Collaborative online project aimed at tracking COVID-19 in the United States

The COVID Tracking Project was a collaborative volunteer-run effort to track the ongoing COVID-19 pandemic in the United States. It maintained a daily-updated dataset of state-level information related to the outbreak, including counts of the number of cases, tests, hospitalizations, and deaths, the racial and ethnic demographic breakdowns of cases and deaths, and cases and deaths in long-term care facilities.

Data was updated by hand from state health department webpages, press conferences, and outreach to state health officials. The project reported data from all states, the District of Columbia, and five US territories.

==History==
In early March 2020, two journalists, Robinson Meyer and Alexis Madrigal, started constructing a COVID-19 tracking spreadsheet for their investigation in The Atlantic, after not finding a unified official source for testing data in the United States. Around the same time, data scientist Jeff Hammerbacher was independently working on a similar tracking spreadsheet, and the COVID Tracking Project was formed when these two projects merged on March 7, 2020, and the public was invited to contribute. Madrigal leads the project, and Erin Kissane joined as its managing editor; Hammerbacher remains an advisor and volunteer.

The project eventually grew to about 30 paid staffers and 250-300 active volunteers. Data continued to be entered using a spreadsheet, with an API developed for easier public sharing. It expanded the range of data points it was gathering as they were reported by a majority of states.

In May 2020, the CDC released their first dashboard with state-by-state breakdowns of cases and tests. The project published a comparison of the data compiled by the CDC with the data reported by the states.

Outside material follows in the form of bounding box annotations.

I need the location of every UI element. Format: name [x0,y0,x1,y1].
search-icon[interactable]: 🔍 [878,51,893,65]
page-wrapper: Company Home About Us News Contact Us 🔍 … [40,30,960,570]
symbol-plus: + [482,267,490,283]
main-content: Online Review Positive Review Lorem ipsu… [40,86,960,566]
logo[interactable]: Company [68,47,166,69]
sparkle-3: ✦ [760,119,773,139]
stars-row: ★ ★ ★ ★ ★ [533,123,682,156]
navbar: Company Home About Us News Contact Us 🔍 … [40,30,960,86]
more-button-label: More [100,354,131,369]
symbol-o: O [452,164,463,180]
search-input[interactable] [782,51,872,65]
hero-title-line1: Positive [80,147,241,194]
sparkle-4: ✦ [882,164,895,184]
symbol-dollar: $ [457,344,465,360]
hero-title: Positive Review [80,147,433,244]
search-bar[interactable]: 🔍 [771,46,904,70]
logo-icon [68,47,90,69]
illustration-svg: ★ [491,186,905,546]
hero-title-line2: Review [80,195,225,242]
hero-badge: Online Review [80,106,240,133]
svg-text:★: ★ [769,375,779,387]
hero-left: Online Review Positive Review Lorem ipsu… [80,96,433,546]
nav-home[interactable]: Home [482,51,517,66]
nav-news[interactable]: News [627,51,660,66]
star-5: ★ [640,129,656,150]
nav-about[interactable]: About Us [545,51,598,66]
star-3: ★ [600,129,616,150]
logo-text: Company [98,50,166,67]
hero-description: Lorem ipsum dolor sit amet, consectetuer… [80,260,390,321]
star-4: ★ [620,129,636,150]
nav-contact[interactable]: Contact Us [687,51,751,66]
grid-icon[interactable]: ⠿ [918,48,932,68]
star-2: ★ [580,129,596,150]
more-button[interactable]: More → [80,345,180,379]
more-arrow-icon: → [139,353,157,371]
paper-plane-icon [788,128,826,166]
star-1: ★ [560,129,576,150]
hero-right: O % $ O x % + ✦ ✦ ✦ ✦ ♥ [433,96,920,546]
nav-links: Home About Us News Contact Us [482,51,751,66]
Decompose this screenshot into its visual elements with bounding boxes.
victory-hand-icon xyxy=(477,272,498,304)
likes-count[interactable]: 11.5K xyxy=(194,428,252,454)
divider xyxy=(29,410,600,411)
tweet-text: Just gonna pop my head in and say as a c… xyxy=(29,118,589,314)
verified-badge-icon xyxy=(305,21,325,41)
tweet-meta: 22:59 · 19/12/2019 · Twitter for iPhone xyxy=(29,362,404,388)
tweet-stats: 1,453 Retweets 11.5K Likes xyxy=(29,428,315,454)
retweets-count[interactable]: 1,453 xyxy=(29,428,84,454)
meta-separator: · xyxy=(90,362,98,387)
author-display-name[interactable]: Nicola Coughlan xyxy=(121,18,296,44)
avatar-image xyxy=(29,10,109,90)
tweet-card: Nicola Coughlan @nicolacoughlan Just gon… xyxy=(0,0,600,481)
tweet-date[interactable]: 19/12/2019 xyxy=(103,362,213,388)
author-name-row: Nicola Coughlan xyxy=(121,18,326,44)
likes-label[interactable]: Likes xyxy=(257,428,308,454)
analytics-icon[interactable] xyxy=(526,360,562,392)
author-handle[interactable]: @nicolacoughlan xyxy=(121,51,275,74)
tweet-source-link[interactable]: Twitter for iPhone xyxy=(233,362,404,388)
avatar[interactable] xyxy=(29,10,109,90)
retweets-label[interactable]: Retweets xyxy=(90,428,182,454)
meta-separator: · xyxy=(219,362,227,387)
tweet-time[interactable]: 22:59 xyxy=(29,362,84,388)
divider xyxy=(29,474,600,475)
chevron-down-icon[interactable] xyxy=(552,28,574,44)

On February 1, 2021, the organization announced that it would cease its data compilation activities and release its final daily update on March 7, 2021, citing the improvement of government COVID-19 data. On July 29, 2021, the University of California, San Francisco and The Atlantic announced that the COVID Tracking Project's archives would become part of the university library's permanent collection.

== Impact ==
The COVID Tracking Project's data and analysis became a definitive source of COVID-19 data for the United States. The data was used in over 80,000 news reports and 1,000 academic articles. Many federal agencies, including the Centers for Disease Control and Prevention, have cited data from the COVID Tracking Project, as have both the Trump administration and the Biden administration. In June 2020, the CDC released a report stating that The COVID Tracking Project's race and ethnicity data may be more complete than the agency's dataset. The Advisory Committee on Immunization Practices used the project's long-term care data to inform its phased vaccine allocation recommendations.

The COVID Tracking Project received multiple awards for its work, including a Sigma Delta Chi Award for Specialized Journalism Site, a Sigma Award for Data Journalism, and a New York University American Journalism Online Award for Best Data Visualization.